Cynthia felt giddy; this couldn’t be going better if she had planned it. Floating over to all the beer, she used her will to create small holes in the bottom of the unopened cans. Once the rotten liquid leached out of the cans and into the soil, she gathered up the moisture and forced every drop through the ground and gather where the humans were still struggling with the weeds.
* * *
“What the hell!” Kim exclaimed as she slipped and fell, landing her elbow in someone’s stomach and her face in the mud.
“Watch it,” Lawrence shouted whose stomach she had hit.
She spat out a mouthful of mud.
“You look like a raccoon,” Bobby giggled till his face turned red. He’d taken a hit of acid before joining his friends so he could avoid sharing.
Kim wiped her muddy hand across his face, but he still wouldn’t stop giggling.
“What in the world,” she muttered as she spat out some more mud.
“What is it?” Mark asked.
“Get off of me,” Lawrence said trying to push her off.
“The mud tastes like beer,” Kim replied rolling away from Lawrence.

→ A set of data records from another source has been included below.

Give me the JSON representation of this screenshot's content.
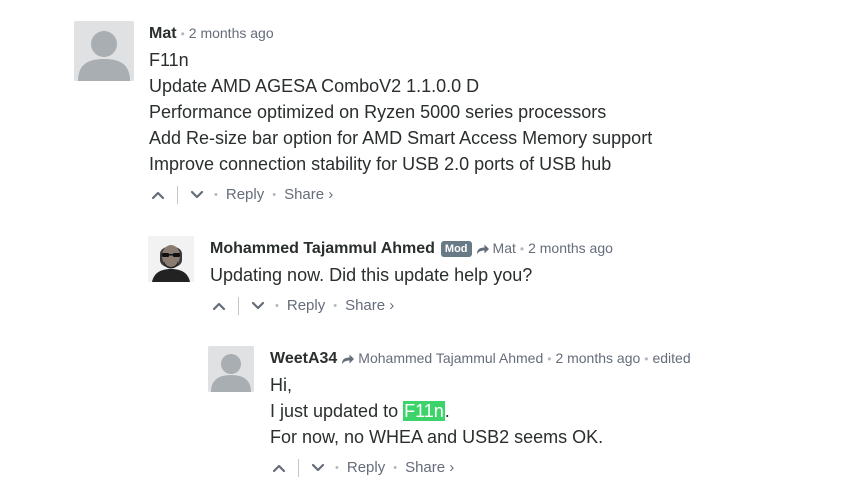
{
  "comments": [
    {
      "author": "Mat",
      "time": "2 months ago",
      "lines": [
        "F11n",
        "Update AMD AGESA ComboV2 1.1.0.0 D",
        "Performance optimized on Ryzen 5000 series processors",
        "Add Re-size bar option for AMD Smart Access Memory support",
        "Improve connection stability for USB 2.0 ports of USB hub"
      ],
      "reply_label": "Reply",
      "share_label": "Share ›",
      "avatar_icon": "default-avatar-icon"
    },
    {
      "author": "Mohammed Tajammul Ahmed",
      "badge": "Mod",
      "parent": "Mat",
      "time": "2 months ago",
      "lines": [
        "Updating now. Did this update help you?"
      ],
      "reply_label": "Reply",
      "share_label": "Share ›",
      "avatar_icon": "user-photo-avatar"
    },
    {
      "author": "WeetA34",
      "parent": "Mohammed Tajammul Ahmed",
      "time": "2 months ago",
      "edited": "edited",
      "lines": [
        "Hi,",
        "I just updated to ",
        ".",
        "For now, no WHEA and USB2 seems OK."
      ],
      "highlight": "F11n",
      "reply_label": "Reply",
      "share_label": "Share ›",
      "avatar_icon": "default-avatar-icon"
    }
  ],
  "colors": {
    "text": "#2a2e2e",
    "meta": "#656c7a",
    "badge": "#687a86",
    "highlight": "#3cd36a"
  },
  "icons": [
    "upvote-icon",
    "downvote-icon",
    "reply-arrow-icon"
  ]
}
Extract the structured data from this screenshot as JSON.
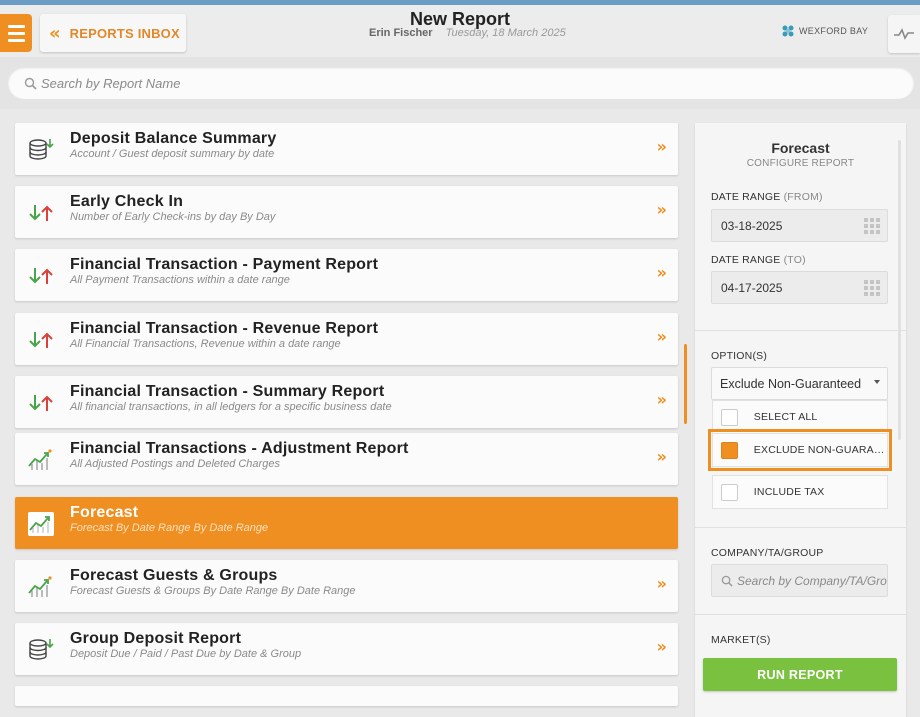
{
  "header": {
    "inbox_label": "REPORTS INBOX",
    "title": "New Report",
    "user_name": "Erin Fischer",
    "date": "Tuesday, 18 March 2025",
    "brand_name": "WEXFORD BAY"
  },
  "search": {
    "placeholder": "Search by Report Name"
  },
  "reports": [
    {
      "title": "Deposit Balance Summary",
      "description": "Account / Guest deposit summary by date",
      "icon": "database-icon"
    },
    {
      "title": "Early Check In",
      "description": "Number of Early Check-ins by day By Day",
      "icon": "arrows-updown-icon"
    },
    {
      "title": "Financial Transaction - Payment Report",
      "description": "All Payment Transactions within a date range",
      "icon": "arrows-updown-icon"
    },
    {
      "title": "Financial Transaction - Revenue Report",
      "description": "All Financial Transactions, Revenue within a date range",
      "icon": "arrows-updown-icon"
    },
    {
      "title": "Financial Transaction - Summary Report",
      "description": "All financial transactions, in all ledgers for a specific business date",
      "icon": "arrows-updown-icon"
    },
    {
      "title": "Financial Transactions - Adjustment Report",
      "description": "All Adjusted Postings and Deleted Charges",
      "icon": "trend-chart-icon"
    },
    {
      "title": "Forecast",
      "description": "Forecast By Date Range By Date Range",
      "icon": "trend-chart-icon",
      "active": true
    },
    {
      "title": "Forecast Guests & Groups",
      "description": "Forecast Guests & Groups By Date Range By Date Range",
      "icon": "trend-chart-icon"
    },
    {
      "title": "Group Deposit Report",
      "description": "Deposit Due / Paid / Past Due by Date & Group",
      "icon": "database-icon"
    }
  ],
  "panel": {
    "title": "Forecast",
    "subtitle": "CONFIGURE REPORT",
    "date_from_label": "DATE RANGE",
    "date_from_suffix": "(FROM)",
    "date_from_value": "03-18-2025",
    "date_to_label": "DATE RANGE",
    "date_to_suffix": "(TO)",
    "date_to_value": "04-17-2025",
    "options_label": "OPTION(S)",
    "options_selected": "Exclude Non-Guaranteed",
    "options": [
      {
        "label": "SELECT ALL",
        "checked": false
      },
      {
        "label": "EXCLUDE NON-GUARANTEED",
        "checked": true
      },
      {
        "label": "INCLUDE TAX",
        "checked": false
      }
    ],
    "company_label": "COMPANY/TA/GROUP",
    "company_placeholder": "Search by Company/TA/Group",
    "market_label": "MARKET(S)",
    "run_label": "RUN REPORT"
  },
  "colors": {
    "accent": "#ef8f22",
    "run": "#7ac13f",
    "topbar": "#6a9cc6"
  }
}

“I think you’ve had a few too many.”
* * *
* * *
“I swear you guys, I’ve opened only two beers and I haven’t even finished the second one yet,” Kim was saying as she led the others over to the drinks.
“Yeah, right,” Lawrence said, rubbing his bruised arm.
“Hey guys, what the heck,” Mark asked.
“What?”
“These are all empty.”
“That’s not possible,” Lawrence said.
“Check it out for yourself,” Mark tossed him twelve cans bound together with one finger.
“What are we going to do now?” Lawrence whined after he weighed the cans with one hand.
“Go out and buy some more, dummy,” Bobby replied.
“No, I’m calling it a night, this is getting too weird,” Kim said. She held up her keys. “If you guys don’t want to walk, pile in now.”
* * *
Cynthia watched the humans make their way out of her garden, leaving their garbage behind. Her anger flared up again; had they learned nothing?
Summoning up a wind, she sent all the cans flying, and the waste chased the teens out of her garden.